Un repaso de la vida pública de Carpizo da cuenta de la extensión de sus intereses y de su influencia en la vida mexicana: rector de la UNAM, ministro de la Suprema Corte, presidente de la Comisión Nacional de los Derechos Humanos, procurador General de la República, embajador en Francia y, sobre todo, escritor de alguno de los libros más importantes para entender el presente y pasado, como El presidencialismo mexicano.

Todo esto lo hizo desde una perspectiva liberal y comprometida con el progresismo.

Tuve el privilegio de estar cerca de él, de asistir, de tanto en tanto, a las cátedras de política en las que se podían convertir los desayunos o las comidas en su casa.

Carpizo solía decir, con una gran convicción, que México es un país con una gran fortaleza histórica y que por ello era capaz de remontar enormes dificultades.

Veía con preocupación, sin embrago, lo que ocurría en materia de seguridad y solía recordar que con un buen trabajo de inteligencia policial se podía evitar la violencia, como ocurrió cuando grupos especiales, bajo su conducción, detuvieron a todo el estado mayor del Cártel del Golfo y a alguno de los hermanos Arellano “sin disparar un tiro”.

Insistía en que la defensa de los derechos humanos era la base de cualquier trabajo policiaco moderno y rechazaba que se requiriera trabajar al filo de la ley para lograr el objetivo de garantizar la seguridad ciudadana.

Para mí, como para tantos otros, fue un referente de servidor público y de intelectual comprometido con su tiempo.

Pero quizá lo que marcó para siempre mi vida, fue escribir junto a Carpizo Asesinato de un Cardenal, el libro en el que narramos, de modo puntual, cómo es que murió uno de los más importantes jerarcas de la Iglesia en Guadalajara en el lejano mayo de 1993.

Durante dos años revisamos cada recoveco del caso y creo que, gracias a la disciplina de Carpizo, el texto es un gran ejemplo de periodismo de investigación.

Lo voy a extrañar, no cabe duda, y siempre voy a recordar su solidaridad en los momentos difíciles y su apoyo constante.
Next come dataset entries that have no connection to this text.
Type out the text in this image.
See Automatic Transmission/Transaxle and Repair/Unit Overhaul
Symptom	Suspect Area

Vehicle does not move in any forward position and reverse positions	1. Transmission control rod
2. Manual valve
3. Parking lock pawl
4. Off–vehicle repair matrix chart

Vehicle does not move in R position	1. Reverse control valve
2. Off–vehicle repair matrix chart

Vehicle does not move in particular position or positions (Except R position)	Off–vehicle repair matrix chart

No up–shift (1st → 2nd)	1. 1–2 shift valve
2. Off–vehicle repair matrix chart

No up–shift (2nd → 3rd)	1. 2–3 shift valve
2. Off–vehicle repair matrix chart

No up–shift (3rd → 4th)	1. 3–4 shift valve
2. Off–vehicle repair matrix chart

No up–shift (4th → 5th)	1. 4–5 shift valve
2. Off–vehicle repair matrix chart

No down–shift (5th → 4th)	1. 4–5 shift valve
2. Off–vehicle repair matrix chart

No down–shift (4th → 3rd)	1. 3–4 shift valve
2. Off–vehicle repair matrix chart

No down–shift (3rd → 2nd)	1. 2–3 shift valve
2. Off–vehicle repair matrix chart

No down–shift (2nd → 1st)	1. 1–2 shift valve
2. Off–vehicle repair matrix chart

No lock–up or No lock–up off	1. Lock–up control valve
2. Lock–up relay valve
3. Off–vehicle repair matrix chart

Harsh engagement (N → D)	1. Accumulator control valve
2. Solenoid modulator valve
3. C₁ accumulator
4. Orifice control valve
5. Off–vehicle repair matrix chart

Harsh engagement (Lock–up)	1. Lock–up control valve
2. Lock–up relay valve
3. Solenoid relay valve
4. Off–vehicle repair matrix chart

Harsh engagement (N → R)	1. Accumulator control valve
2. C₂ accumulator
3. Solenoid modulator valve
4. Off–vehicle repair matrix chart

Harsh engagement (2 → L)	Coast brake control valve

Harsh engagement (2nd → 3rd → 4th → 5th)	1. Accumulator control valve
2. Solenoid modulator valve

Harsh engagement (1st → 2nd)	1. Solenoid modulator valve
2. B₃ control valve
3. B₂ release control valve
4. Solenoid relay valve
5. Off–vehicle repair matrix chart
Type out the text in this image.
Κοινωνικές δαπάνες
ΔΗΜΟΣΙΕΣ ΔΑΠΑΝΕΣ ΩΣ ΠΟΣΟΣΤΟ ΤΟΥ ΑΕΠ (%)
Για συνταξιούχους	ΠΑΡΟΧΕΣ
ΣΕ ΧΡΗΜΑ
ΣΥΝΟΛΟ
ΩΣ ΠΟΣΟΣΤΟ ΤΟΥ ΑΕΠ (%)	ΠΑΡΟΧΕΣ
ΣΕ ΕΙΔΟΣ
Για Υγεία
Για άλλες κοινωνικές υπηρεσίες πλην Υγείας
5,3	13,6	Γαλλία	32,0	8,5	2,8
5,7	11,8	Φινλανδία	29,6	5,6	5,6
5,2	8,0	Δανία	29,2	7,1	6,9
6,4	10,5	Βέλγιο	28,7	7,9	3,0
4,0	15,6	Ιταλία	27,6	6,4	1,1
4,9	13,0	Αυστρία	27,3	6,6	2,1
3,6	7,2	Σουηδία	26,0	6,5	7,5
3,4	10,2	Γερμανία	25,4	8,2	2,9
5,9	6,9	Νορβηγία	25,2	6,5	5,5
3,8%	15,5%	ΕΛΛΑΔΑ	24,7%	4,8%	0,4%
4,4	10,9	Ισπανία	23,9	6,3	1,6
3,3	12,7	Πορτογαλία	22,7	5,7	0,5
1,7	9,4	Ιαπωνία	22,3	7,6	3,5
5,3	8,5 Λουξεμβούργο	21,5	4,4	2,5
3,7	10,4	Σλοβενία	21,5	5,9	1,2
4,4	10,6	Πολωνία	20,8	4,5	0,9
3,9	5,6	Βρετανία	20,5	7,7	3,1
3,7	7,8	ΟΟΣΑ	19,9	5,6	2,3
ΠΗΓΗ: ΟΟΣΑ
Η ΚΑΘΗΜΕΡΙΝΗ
Pero más aún, sus lecturas compartidas, la música, la comida y esa felicidad por vivir, como decían los griegos.

Alguna vez, caminando hacia el estadio de CU mis hijos me preguntaron si en el edificio de la Rectoría “fue en el que trabajó Jorge”. No sólo eso, podría decir hoy, ya que construyó una idea distinta y poderosa de nuestra universidad pública y recordó que sus valores son ejemplo del país al que debemos aspirar.